Recentemente, o debate sobre a descriminalização da maconha voltou a ocupar lugar de destaque nas discussões políticas, sociais e de saúde pública no País, diante da retomada do julgamento sobre o porte da droga para consumo próprio. Iniciado em 2015, a votação foi retomada na última quarta-feira (2) e suspensa após o posicionamento do ministro Alexandre de Moraes, que votou a favor da liberação. Por enquanto, o placar é de 4 a 0. O relator, ministro Gilmar Mendes, pediu mais tempo para analisar os votos e estabelecer um “consenso básico” entre todas as ponderações.
A polêmica em torno dessa questão tem levantado argumentos tanto a favor quanto contra a mudança na legislação, entre especialistas. Para o médico psiquiatra e presidente da Associação Norte-rio-grandense de Psiquiatria, Ernane Pinheiro, legalizar a droga poderia gerar um aumento significativo do consumo, especialmente entre jovens e grupos vulneráveis. Pinheiro ressalta que, ao ampliar a disponibilidade da maconha, corre-se o risco de que mais pessoas experimentem e se tornem dependentes da substância, resultando em impactos negativos na saúde individual e coletiva.
“Podemos pegar como exemplos lugares como Canadá, alguns estados dos Estados Unidos, Portugal, Uruguai. Nesses lugares, começou-se a ter um consumo muito grande da droga porque as pessoas perdem a noção de que é algo grave. Passam a achar que é normal e aumentam o consumo. O tráfico aumentou em todos esses lugares em que houve a descriminalização. Outro fato importante é o aumento das doenças mentais. Além disso, o número de encarceramento também aumenta porque as pessoas passam a entrar em conflito com a lei”, opina.
O ministro Gilmar Mendes defende a declaração da inconstitucionalidade do artigo da Lei de Drogas, que versa sobre as penas para quem porta entorpecentes em geral. Para ele, a criminalização estigmatiza o usuário. Os ministros Fachin e Barroso acompanharam em parte, mas restringindo a descriminalização só para a maconha. Fachin propôs que a Corte estabeleça o porte de até 25 gramas de maconha ou a plantação de até seis plantas fêmeas como parâmetro para diferenciar consumo e tráfico. Moraes acompanhou essa vertente, avançando na proposta e sugeriu uma faixa de 25,99 a 62 gramas.
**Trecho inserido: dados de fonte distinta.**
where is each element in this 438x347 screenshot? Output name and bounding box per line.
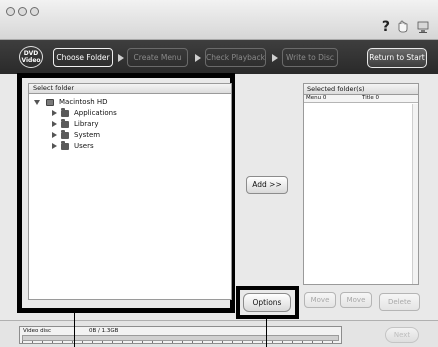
- step-arrow-icon: [195, 54, 201, 62]
- tree-item-label: Library: [74, 120, 99, 128]
- column-title: Title 0: [362, 95, 380, 101]
- disc-type-label: Video disc: [23, 328, 52, 334]
- selected-folders-columns: Menu 0 Title 0: [304, 95, 418, 103]
- callout-line-folder-panel: [74, 313, 75, 347]
- disclosure-closed-icon[interactable]: [52, 132, 57, 138]
- disclosure-open-icon[interactable]: [34, 99, 40, 105]
- folder-icon: [61, 118, 69, 128]
- tree-item-label: System: [74, 131, 101, 139]
- folder-icon: [61, 107, 69, 117]
- logo-line-2: Video: [21, 57, 41, 64]
- delete-button[interactable]: Delete: [379, 293, 420, 311]
- column-menu: Menu 0: [306, 95, 327, 101]
- hand-icon[interactable]: [396, 20, 410, 34]
- disc-size-label: 0B / 1.3GB: [89, 328, 119, 334]
- tree-item-system[interactable]: System: [52, 129, 101, 140]
- move-up-button[interactable]: Move: [340, 292, 372, 308]
- step-arrow-icon: [118, 54, 124, 62]
- callout-line-options: [266, 319, 267, 347]
- tree-item-label: Macintosh HD: [59, 98, 108, 106]
- step-arrow-icon: [272, 54, 278, 62]
- tree-item-label: Applications: [74, 109, 117, 117]
- disclosure-closed-icon[interactable]: [52, 121, 57, 127]
- tree-item-users[interactable]: Users: [52, 140, 94, 151]
- step-create-menu[interactable]: Create Menu: [127, 48, 188, 67]
- add-button[interactable]: Add >>: [246, 176, 288, 194]
- close-window-button[interactable]: [6, 7, 15, 16]
- options-button[interactable]: Options: [243, 293, 291, 312]
- step-choose-folder[interactable]: Choose Folder: [53, 48, 113, 67]
- return-to-start-button[interactable]: Return to Start: [367, 48, 427, 68]
- move-down-button[interactable]: Move: [304, 292, 336, 308]
- dvd-video-logo: DVD Video: [19, 46, 43, 68]
- help-icon[interactable]: ?: [382, 20, 390, 34]
- selected-folders-title: Selected folder(s): [304, 84, 418, 95]
- select-folder-header: Select folder: [29, 84, 231, 94]
- step-write-to-disc[interactable]: Write to Disc: [282, 48, 338, 67]
- minimize-window-button[interactable]: [18, 7, 27, 16]
- title-bar: ?: [0, 0, 438, 40]
- dvd-creator-window: ? DVD Video Choose Folder Create Menu Ch…: [0, 0, 438, 347]
- next-button[interactable]: Next: [385, 327, 419, 343]
- logo-line-1: DVD: [23, 50, 39, 57]
- capacity-ticks: [22, 341, 339, 343]
- disclosure-closed-icon[interactable]: [52, 143, 57, 149]
- hard-drive-icon: [46, 98, 54, 106]
- top-icons: ?: [382, 19, 430, 35]
- disclosure-closed-icon[interactable]: [52, 110, 57, 116]
- step-check-playback[interactable]: Check Playback: [205, 48, 266, 67]
- folder-icon: [61, 140, 69, 150]
- selected-folders-scrollbar[interactable]: [412, 104, 418, 284]
- zoom-window-button[interactable]: [30, 7, 39, 16]
- folder-icon: [61, 129, 69, 139]
- computer-icon[interactable]: [416, 20, 430, 34]
- selected-folders-panel[interactable]: Selected folder(s) Menu 0 Title 0: [303, 83, 419, 285]
- tree-item-label: Users: [74, 142, 94, 150]
- tree-item-applications[interactable]: Applications: [52, 107, 117, 118]
- disc-capacity-meter: Video disc 0B / 1.3GB: [19, 326, 342, 344]
- select-folder-panel[interactable]: Select folder Macintosh HD Applications …: [28, 83, 232, 300]
- tree-item-macintosh-hd[interactable]: Macintosh HD: [34, 97, 108, 107]
- tree-item-library[interactable]: Library: [52, 118, 99, 129]
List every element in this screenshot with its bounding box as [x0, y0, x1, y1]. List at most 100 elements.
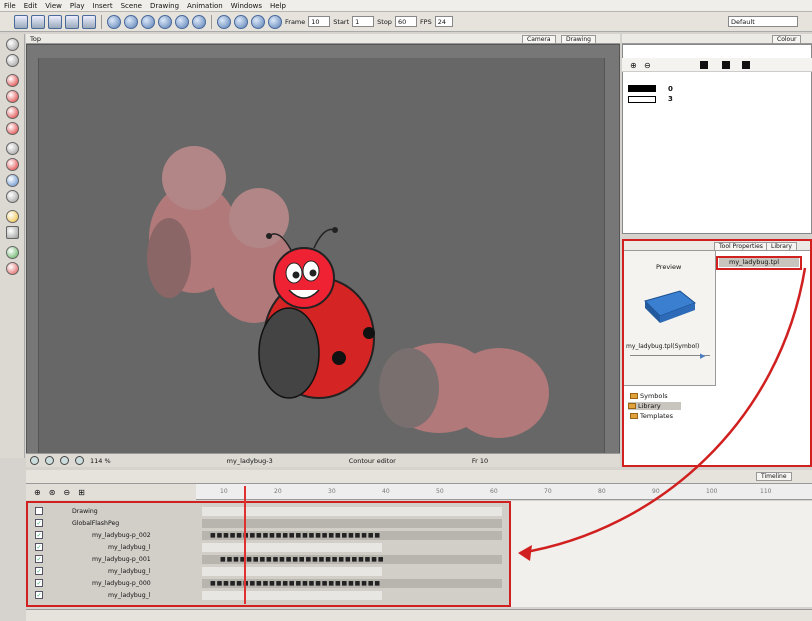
layer-row[interactable]: ✓ my_ladybug-p_002 ■ ■ ■ ■ ■ ■ ■ ■ ■ ■ ■…: [32, 529, 512, 541]
tree-item[interactable]: Library: [628, 402, 681, 410]
visibility-checkbox[interactable]: [35, 507, 43, 515]
layer-list: Drawing ✓ GlobalFlashPeg ✓ my_ladybug-p_…: [26, 501, 511, 607]
morph-tool-icon[interactable]: [6, 246, 19, 259]
undo-icon[interactable]: [107, 14, 121, 29]
visibility-checkbox[interactable]: ✓: [35, 531, 43, 539]
fps-field[interactable]: 24: [434, 16, 453, 27]
tab-drawing[interactable]: Drawing: [561, 35, 596, 44]
zoom-tool-icon[interactable]: [6, 174, 19, 187]
visibility-checkbox[interactable]: ✓: [35, 579, 43, 587]
horizontal-scrollbar[interactable]: [26, 609, 812, 621]
delete-layer-icon[interactable]: ⊖: [63, 488, 70, 497]
parent-icon[interactable]: ⊞: [78, 488, 85, 497]
visibility-checkbox[interactable]: ✓: [35, 567, 43, 575]
menu-insert[interactable]: Insert: [89, 2, 117, 10]
layer-cells[interactable]: [202, 566, 382, 576]
rotate-view-icon[interactable]: [75, 456, 84, 465]
colour-swatch-white[interactable]: [628, 96, 656, 103]
visibility-checkbox[interactable]: ✓: [35, 591, 43, 599]
line-tool-icon[interactable]: [6, 142, 19, 155]
visibility-checkbox[interactable]: ✓: [35, 555, 43, 563]
layer-cells[interactable]: [202, 542, 382, 552]
loop-icon[interactable]: [234, 14, 248, 29]
save-icon[interactable]: [48, 14, 62, 29]
pencil-tool-icon[interactable]: [6, 90, 19, 103]
gradient-swatch-icon[interactable]: [742, 61, 750, 69]
tree-item[interactable]: Symbols: [630, 392, 668, 400]
timeline-cells-area[interactable]: [511, 501, 812, 607]
menu-help[interactable]: Help: [266, 2, 290, 10]
open-icon[interactable]: [31, 14, 45, 29]
text-tool-icon[interactable]: [6, 106, 19, 119]
visibility-checkbox[interactable]: ✓: [35, 543, 43, 551]
colour-swatch-icon[interactable]: [700, 61, 708, 69]
layer-row[interactable]: ✓ my_ladybug_l: [32, 541, 512, 553]
sound-icon[interactable]: [251, 14, 265, 29]
remove-colour-icon[interactable]: ⊖: [644, 61, 651, 70]
layer-cells[interactable]: [202, 590, 382, 600]
add-colour-icon[interactable]: ⊕: [630, 61, 637, 70]
layer-row[interactable]: ✓ my_ladybug_l: [32, 589, 512, 601]
add-peg-icon[interactable]: ⊛: [49, 488, 56, 497]
sound-scrub-icon[interactable]: [268, 14, 282, 29]
reset-view-icon[interactable]: [30, 456, 39, 465]
visibility-checkbox[interactable]: ✓: [35, 519, 43, 527]
layer-cells[interactable]: [202, 506, 502, 516]
layer-row[interactable]: ✓ GlobalFlashPeg: [32, 517, 512, 529]
new-icon[interactable]: [14, 14, 28, 29]
start-field[interactable]: 1: [352, 16, 375, 27]
tab-camera[interactable]: Camera: [522, 35, 556, 44]
hand-tool-icon[interactable]: [6, 190, 19, 203]
zoom-readout[interactable]: 114 %: [90, 457, 111, 465]
play-icon[interactable]: ▶: [700, 352, 705, 360]
texture-swatch-icon[interactable]: [722, 61, 730, 69]
layer-row[interactable]: ✓ my_ladybug-p_001 ■ ■ ■ ■ ■ ■ ■ ■ ■ ■ ■…: [32, 553, 512, 565]
menu-play[interactable]: Play: [66, 2, 89, 10]
menu-scene[interactable]: Scene: [117, 2, 146, 10]
layer-row[interactable]: ✓ my_ladybug_l: [32, 565, 512, 577]
menu-windows[interactable]: Windows: [227, 2, 266, 10]
tab-library[interactable]: Library: [766, 242, 797, 251]
export-icon[interactable]: [82, 14, 96, 29]
brush-tool-icon[interactable]: [6, 74, 19, 87]
workspace-select[interactable]: Default: [728, 16, 798, 27]
copy-icon[interactable]: [158, 14, 172, 29]
paste-icon[interactable]: [175, 14, 189, 29]
layer-row[interactable]: Drawing: [32, 505, 512, 517]
timeline-ruler[interactable]: 10 20 30 40 50 60 70 80 90 100 110: [196, 484, 812, 500]
frame-slider[interactable]: [630, 355, 710, 356]
colour-swatch-black[interactable]: [628, 85, 656, 92]
drawing-area[interactable]: [38, 58, 605, 454]
camera-icon[interactable]: [192, 14, 206, 29]
frame-field[interactable]: 10: [308, 16, 331, 27]
menu-drawing[interactable]: Drawing: [146, 2, 183, 10]
layer-name: my_ladybug-p_001: [92, 555, 151, 563]
dropper-tool-icon[interactable]: [6, 158, 19, 171]
cut-icon[interactable]: [141, 14, 155, 29]
menu-edit[interactable]: Edit: [20, 2, 42, 10]
stop-field[interactable]: 60: [394, 16, 417, 27]
paint-tool-icon[interactable]: [6, 210, 19, 223]
play-icon[interactable]: [217, 14, 231, 29]
import-icon[interactable]: [65, 14, 79, 29]
library-item[interactable]: my_ladybug.tpl: [719, 258, 799, 267]
transform-tool-icon[interactable]: [6, 226, 19, 239]
layer-cells[interactable]: [202, 518, 502, 528]
menu-animation[interactable]: Animation: [183, 2, 227, 10]
select-tool-icon[interactable]: [6, 38, 19, 51]
onion-skin-icon[interactable]: [45, 456, 54, 465]
tab-timeline[interactable]: Timeline: [756, 472, 792, 481]
tab-tool-properties[interactable]: Tool Properties: [714, 242, 768, 251]
menu-file[interactable]: File: [0, 2, 20, 10]
menu-view[interactable]: View: [41, 2, 66, 10]
light-table-icon[interactable]: [60, 456, 69, 465]
add-layer-icon[interactable]: ⊕: [34, 488, 41, 497]
contour-editor-icon[interactable]: [6, 54, 19, 67]
ink-tool-icon[interactable]: [6, 262, 19, 275]
redo-icon[interactable]: [124, 14, 138, 29]
playhead[interactable]: [244, 486, 246, 604]
layer-row[interactable]: ✓ my_ladybug-p_000 ■ ■ ■ ■ ■ ■ ■ ■ ■ ■ ■…: [32, 577, 512, 589]
tab-colour[interactable]: Colour: [772, 35, 802, 44]
tree-item[interactable]: Templates: [630, 412, 673, 420]
eraser-tool-icon[interactable]: [6, 122, 19, 135]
O STF julga a constitucionalidade de um dispositivo da lei que define como crime comprar, armazenar e transportar entorpecentes para uso pessoal. Embora seja considerado crime, o porte de drogas para consumo pessoal não leva à prisão. No julgamento, os ministros não vão tratar sobre a venda de drogas, que segue como ilegal. A pena para o tráfico de drogas varia de 5 a 20 anos de prisão.
Para Felipe Farias, ativista em defesa da cannabis medicinal e presidente da Associação Reconstruir, a descriminalização da maconha é uma medida importante para aprimorar a política de drogas no País. Ele acredita que a atual abordagem, baseada na repressão e criminalização, tem se mostrado ineficaz e contribuído para a superlotação do sistema carcerário, especialmente afetando comunidades marginalizadas.
“Quando eu não faço nenhum malefício a terceiros, não existe motivo de criminalizar essa pessoa. A gente defende o direito privativo dele de usar uma substância”, pontua. “O impacto é de que o policial vai de fato estar atuando para combater crimes, e não perder tempo com uma pessoa que está fazendo consumo pessoal numa praça, num evento. Existem prioridades e a polícia não pode perder tempo com isso porque não cabe a polícia investigar um consumo pessoal. A polícia vai ganhar tempo e ser mais eficaz onde ela é necessária, em relação ao tráfico e no combate a outros crimes”, complementa Farias.
O médico psiquiatra especialista em dependência química, Jair Farias de Oliveira, acredita que o foco deve estar em fortalecer a repressão ao tráfico de drogas e investir em programas de prevenção ao uso de substâncias ilícitas, visando conscientizar a população, sobretudo crianças e adolescentes. Para ele, a manutenção da maconha como substância ilegal é uma medida preventiva que busca dissuadir o consumo e proteger a sociedade de riscos de desenvolvimento de doenças da mente.
“O uso de maconha entre jovens é muito prejudicial. Sessenta gramas é muito? É. Se um adolescente começar a usar 60 gramas de maconha diariamente, ele vai ter uma perturbação. Isso favorece a um fator de risco para o aparecimento de doença mental, principalmente a esquizofrenia, mesmo sabendo que a esquizofrenia é uma doença multifatorial, genética, ambiental, psicológica, as teorias são as mais diversas”, comenta o profissional, que também dirige o Hospital Psiquiátrico Severino Lopes.